Democracies are better at managing pandemics than autocracies, according to a new study by Airfinity

Posted on May 15, 2024

Democratic nations tended to fare better during the pandemic with fewer excess deaths than autocratic nations, according to new analysis by Airfinity. Today’s analysis is being presented at the Copenhagen Democracy Summit by Airfinity’s CEO and founder Rasmus Bech Hansen. It shows that for the vast majority of countries, strong democratic government was a key predictor of lower excess deaths during the pandemic. The analysis reveals China and Saudi Arabia were key outliers in their approach and outcomes during the pandemic. China, which followed a ‘zero-COVID policy’ had one of the lowest excess deaths with 72 per 100k people. Saudi Arabia recorded 158 deaths per 100k people, while Russia had the highest with 943 deaths per 100k people. Denmark and Sweden had the lowest excess deaths for democracies which did not have such stringent lockdowns with 92 and 150 excess deaths per 100k people respectively.

Today’s analysis found the most significant contributing factor to reducing excess deaths was the speed at which high performing vaccines were rolled out. Measuring associated factors by Pearson’s correlation coefficient, it shows vaccines had the greatest impact on reducing deaths but the strength of a countries’ democracy had a greater impact than healthcare expenditure.

Western democracies supported the development, production and rollout of highly efficacious vaccines which was key to minimising deaths. However production lagged behind China, which stepped in to play a greater role in supplying vaccines to the rest of the world. Global vaccine production capacity has almost tripled, to a peak of 14 billion doses a year in 2022, but much of this investment is concentrated in Asia with dependencies on China.
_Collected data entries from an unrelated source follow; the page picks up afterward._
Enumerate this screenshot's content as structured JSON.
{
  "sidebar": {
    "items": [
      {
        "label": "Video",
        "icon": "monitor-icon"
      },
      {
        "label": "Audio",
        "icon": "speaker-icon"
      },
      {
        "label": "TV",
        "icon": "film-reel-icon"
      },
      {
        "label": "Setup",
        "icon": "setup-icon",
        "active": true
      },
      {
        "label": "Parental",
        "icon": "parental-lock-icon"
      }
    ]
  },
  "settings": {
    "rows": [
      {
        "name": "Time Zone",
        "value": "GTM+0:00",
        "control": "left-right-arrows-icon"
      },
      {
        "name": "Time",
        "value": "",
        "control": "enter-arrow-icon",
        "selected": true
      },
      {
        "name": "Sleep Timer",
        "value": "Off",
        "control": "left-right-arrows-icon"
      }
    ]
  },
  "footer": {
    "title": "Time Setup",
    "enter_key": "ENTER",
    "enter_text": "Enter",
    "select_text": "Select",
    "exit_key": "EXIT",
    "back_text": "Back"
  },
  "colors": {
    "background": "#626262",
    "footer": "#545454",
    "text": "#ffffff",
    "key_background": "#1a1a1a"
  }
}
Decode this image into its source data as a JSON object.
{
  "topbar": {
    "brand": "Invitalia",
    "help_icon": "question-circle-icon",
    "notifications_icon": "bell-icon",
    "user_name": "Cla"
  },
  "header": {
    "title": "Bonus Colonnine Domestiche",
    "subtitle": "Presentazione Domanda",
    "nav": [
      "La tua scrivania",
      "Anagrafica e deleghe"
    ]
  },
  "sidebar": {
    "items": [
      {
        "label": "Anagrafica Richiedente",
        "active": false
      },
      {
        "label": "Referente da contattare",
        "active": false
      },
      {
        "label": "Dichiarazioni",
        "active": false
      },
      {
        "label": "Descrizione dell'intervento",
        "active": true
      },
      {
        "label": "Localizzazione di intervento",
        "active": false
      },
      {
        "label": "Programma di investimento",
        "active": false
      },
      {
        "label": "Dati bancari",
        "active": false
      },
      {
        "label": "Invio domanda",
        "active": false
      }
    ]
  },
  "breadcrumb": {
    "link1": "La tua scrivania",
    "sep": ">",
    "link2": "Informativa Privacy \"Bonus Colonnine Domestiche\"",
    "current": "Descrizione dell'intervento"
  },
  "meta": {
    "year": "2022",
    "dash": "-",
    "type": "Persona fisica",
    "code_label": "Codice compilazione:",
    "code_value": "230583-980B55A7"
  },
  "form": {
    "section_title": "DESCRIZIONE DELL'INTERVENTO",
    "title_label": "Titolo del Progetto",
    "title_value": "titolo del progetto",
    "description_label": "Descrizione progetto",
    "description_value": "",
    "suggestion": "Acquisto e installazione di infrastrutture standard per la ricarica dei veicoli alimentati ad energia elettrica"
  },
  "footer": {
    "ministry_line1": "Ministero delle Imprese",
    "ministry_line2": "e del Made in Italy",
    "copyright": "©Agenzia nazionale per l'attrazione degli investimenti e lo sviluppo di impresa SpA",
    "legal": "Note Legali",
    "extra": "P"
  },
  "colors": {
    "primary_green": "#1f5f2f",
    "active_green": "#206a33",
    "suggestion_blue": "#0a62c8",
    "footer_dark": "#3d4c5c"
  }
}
Airfinity’s CEO and founder Rasmus Bech Hansen says, “Our analysis shows that Western democracies did better than non-democratic societies, simply put because they developed better vaccines and were able to vaccinate their population relatively fast. The innovation-ecosystem that Western economies have fostered were critical in pandemic response”.

“Today’s assessment is not self congratulatory for Western nations. Not all democracies did well and one reason could be low trust in governments which leads to low voluntary vaccine uptake.

Lock-downs are a failure of pandemic preparedness. Although much has been learned, democracies are still very far from ready for a new pandemic. There is a need for better disease surveillance, detection and higher levels of R&D and stronger institutional setup, potentially through NATO”.

“Democratic nations must be prepared for the next novel outbreak to come, both so they can protect their own populations but also for the rest of the world to turn to. The risk of inaction is that China and other autocratic countries will step in to fill the void.”